In the final hours. Maybe I'm being too dramatic, but I'm quite nervous. It's the waiting that bothers me.
I started a great book called The Places That Scare You. It was written by the Buddhist nun Pema Chodron, she was a student of Chogyam Trungpa of Shambhala fame. She tells the reader to ask the question: Do I prefer to grow up and relate to life directly, or do I do I choose to live and die in fear?
Relating to life directly is ballsy. I feel like this is what the discernment process has taught me. When we relate to life directly, squarely, we open ourselves, we are vulnerable. That's hard to do. I wonder why.

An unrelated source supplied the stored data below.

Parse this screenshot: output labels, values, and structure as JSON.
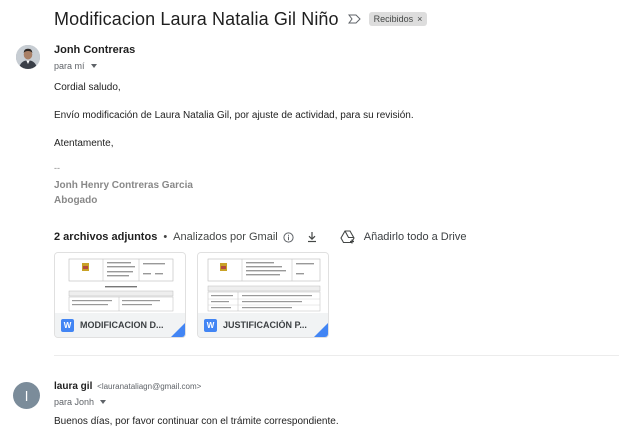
{
  "email": {
    "subject": "Modificacion Laura Natalia Gil Niño",
    "label": "Recibidos",
    "label_close": "×",
    "sender_name": "Jonh Contreras",
    "to_line": "para mí",
    "greeting": "Cordial saludo,",
    "message": "Envío modificación de Laura Natalia Gil, por ajuste de actividad, para su revisión.",
    "closing": "Atentamente,",
    "sig_dashes": "--",
    "sig_name": "Jonh Henry Contreras Garcia",
    "sig_title": "Abogado"
  },
  "attachments": {
    "count_label": "2 archivos adjuntos",
    "separator": "•",
    "scan_label": "Analizados por Gmail",
    "drive_label": "Añadirlo todo a Drive",
    "files": [
      {
        "name": "MODIFICACION D...",
        "type_badge": "W"
      },
      {
        "name": "JUSTIFICACIÓN P...",
        "type_badge": "W"
      }
    ]
  },
  "reply": {
    "avatar_letter": "l",
    "sender_name": "laura gil",
    "sender_email": "<lauranataliagn@gmail.com>",
    "to_line": "para Jonh",
    "message": "Buenos días, por favor continuar con el trámite correspondiente."
  },
  "colors": {
    "word_blue": "#4285f4",
    "avatar_gray": "#7b8c9a",
    "chip_bg": "#dddddd"
  },
  "icons": [
    "important-icon",
    "info-icon",
    "download-icon",
    "drive-add-icon",
    "word-icon",
    "chevron-down-icon"
  ]
}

Maybe our reluctance to be vulnerable is an evolutionary hold over. We don't want to be seen as weak. We don't want to be seen failing. Failing is bad, perfection is good. Funny thing is only one of those outcomes is real.

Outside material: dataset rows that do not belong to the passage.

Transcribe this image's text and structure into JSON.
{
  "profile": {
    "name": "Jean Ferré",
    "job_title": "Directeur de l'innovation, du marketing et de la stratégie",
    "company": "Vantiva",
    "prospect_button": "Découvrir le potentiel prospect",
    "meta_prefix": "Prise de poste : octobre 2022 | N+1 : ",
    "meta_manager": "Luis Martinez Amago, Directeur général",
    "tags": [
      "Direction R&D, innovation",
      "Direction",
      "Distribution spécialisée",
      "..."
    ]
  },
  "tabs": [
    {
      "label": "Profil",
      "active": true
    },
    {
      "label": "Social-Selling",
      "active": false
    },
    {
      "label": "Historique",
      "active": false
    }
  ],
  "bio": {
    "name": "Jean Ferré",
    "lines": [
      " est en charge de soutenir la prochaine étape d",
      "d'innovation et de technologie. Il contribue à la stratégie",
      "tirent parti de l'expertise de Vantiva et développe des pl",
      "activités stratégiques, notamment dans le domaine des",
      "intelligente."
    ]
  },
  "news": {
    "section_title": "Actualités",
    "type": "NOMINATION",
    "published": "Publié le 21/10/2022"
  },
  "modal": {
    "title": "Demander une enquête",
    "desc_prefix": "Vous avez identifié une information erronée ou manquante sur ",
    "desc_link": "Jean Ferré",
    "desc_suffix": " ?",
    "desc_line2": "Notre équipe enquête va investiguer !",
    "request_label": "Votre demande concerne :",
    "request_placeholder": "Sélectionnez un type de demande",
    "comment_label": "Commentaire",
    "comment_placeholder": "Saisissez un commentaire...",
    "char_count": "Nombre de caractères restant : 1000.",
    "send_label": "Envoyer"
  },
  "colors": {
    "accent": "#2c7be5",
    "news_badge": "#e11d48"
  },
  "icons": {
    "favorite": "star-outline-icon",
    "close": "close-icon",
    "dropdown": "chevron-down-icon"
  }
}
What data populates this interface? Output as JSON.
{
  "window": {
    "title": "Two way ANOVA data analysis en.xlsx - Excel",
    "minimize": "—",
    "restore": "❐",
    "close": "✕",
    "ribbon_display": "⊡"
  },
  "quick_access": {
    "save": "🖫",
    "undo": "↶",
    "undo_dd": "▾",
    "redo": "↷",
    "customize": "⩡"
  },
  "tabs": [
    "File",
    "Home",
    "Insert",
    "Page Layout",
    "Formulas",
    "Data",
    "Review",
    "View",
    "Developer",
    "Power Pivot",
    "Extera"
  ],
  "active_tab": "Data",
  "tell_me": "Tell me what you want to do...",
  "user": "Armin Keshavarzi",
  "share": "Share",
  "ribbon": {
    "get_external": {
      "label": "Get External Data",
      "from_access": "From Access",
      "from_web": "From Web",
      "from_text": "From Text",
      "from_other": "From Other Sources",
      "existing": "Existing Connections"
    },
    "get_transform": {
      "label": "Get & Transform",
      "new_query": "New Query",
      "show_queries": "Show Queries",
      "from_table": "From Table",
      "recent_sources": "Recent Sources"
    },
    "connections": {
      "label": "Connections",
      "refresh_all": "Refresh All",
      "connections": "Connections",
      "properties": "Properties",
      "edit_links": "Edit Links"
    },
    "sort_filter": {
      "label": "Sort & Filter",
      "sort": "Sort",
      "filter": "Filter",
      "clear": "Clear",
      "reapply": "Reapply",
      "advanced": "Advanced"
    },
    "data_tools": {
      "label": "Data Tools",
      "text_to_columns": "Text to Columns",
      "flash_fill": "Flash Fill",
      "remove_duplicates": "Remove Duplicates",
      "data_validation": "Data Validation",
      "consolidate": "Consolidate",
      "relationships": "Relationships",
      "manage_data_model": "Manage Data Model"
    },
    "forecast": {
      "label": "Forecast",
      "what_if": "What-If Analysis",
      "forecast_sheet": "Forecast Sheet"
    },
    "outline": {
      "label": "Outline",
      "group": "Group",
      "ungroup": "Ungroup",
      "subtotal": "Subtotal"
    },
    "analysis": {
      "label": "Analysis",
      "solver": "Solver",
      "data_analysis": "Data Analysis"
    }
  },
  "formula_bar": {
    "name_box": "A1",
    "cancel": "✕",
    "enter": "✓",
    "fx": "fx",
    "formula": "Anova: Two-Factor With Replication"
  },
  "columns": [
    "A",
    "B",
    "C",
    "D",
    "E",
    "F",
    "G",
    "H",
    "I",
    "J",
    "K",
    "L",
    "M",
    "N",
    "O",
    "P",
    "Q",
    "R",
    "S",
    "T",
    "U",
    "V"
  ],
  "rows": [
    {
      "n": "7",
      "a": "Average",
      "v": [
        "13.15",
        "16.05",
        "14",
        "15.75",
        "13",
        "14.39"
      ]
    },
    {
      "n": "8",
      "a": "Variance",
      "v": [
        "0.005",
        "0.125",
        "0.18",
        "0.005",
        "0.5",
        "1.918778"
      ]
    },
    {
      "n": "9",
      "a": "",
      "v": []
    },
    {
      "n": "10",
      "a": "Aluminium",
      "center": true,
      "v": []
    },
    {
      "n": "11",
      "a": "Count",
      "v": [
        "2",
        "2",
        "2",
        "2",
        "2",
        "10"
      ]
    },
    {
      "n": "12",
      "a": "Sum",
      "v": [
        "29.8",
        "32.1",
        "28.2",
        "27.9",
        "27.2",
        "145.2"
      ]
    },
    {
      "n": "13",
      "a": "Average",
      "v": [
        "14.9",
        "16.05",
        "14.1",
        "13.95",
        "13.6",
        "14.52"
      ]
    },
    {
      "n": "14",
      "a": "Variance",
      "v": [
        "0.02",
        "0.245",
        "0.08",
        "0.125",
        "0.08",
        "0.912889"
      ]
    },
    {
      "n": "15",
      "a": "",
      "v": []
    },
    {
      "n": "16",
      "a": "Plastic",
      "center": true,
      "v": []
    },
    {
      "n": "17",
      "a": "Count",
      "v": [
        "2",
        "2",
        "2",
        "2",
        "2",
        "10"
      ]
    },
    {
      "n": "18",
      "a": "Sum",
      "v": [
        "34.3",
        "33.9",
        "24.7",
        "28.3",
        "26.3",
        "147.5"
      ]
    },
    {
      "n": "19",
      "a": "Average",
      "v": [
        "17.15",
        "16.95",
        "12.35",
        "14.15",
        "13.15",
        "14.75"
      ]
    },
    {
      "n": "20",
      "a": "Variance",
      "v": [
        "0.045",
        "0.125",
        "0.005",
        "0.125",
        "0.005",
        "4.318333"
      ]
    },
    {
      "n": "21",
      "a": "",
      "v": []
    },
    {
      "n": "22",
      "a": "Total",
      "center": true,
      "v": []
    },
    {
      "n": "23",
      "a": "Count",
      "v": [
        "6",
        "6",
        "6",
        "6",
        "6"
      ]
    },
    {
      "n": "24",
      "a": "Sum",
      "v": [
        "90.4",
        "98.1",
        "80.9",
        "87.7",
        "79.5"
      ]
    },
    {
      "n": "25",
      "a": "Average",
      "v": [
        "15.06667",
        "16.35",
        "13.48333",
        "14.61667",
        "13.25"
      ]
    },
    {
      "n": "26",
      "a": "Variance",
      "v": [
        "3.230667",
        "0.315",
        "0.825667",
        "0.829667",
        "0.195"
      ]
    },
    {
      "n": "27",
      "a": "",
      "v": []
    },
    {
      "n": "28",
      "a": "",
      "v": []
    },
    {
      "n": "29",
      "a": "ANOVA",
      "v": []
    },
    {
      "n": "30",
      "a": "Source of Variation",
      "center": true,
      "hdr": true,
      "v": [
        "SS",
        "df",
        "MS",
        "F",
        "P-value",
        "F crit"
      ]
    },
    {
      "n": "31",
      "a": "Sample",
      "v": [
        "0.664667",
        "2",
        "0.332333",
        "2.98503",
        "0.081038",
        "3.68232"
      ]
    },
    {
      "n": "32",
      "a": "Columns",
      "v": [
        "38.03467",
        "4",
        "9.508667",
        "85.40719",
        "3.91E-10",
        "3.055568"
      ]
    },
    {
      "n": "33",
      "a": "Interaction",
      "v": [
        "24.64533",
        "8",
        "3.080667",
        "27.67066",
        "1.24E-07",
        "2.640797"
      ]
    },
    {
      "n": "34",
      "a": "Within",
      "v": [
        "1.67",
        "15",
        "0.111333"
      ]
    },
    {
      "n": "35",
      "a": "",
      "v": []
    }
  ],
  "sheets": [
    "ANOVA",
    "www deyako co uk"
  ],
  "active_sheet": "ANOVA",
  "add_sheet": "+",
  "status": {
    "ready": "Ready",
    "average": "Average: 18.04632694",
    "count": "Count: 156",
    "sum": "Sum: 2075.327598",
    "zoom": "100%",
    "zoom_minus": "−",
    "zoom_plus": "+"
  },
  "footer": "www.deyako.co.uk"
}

Being vulnerable is also the opposite of cool. In our society we are all supposed so damn cool, nothing bothers us. Right.
So, in a few hours I will know whether or not my life will take one direction or not. I admit, knowing if I'll be a priest is somewhat comforting albeit very daunting. Not being a preist is also daunting: here I've given myself over to the God of Creative Love, what's she going to do with me?
Thanks to all who have been on this journey with me. I'll update you when I can.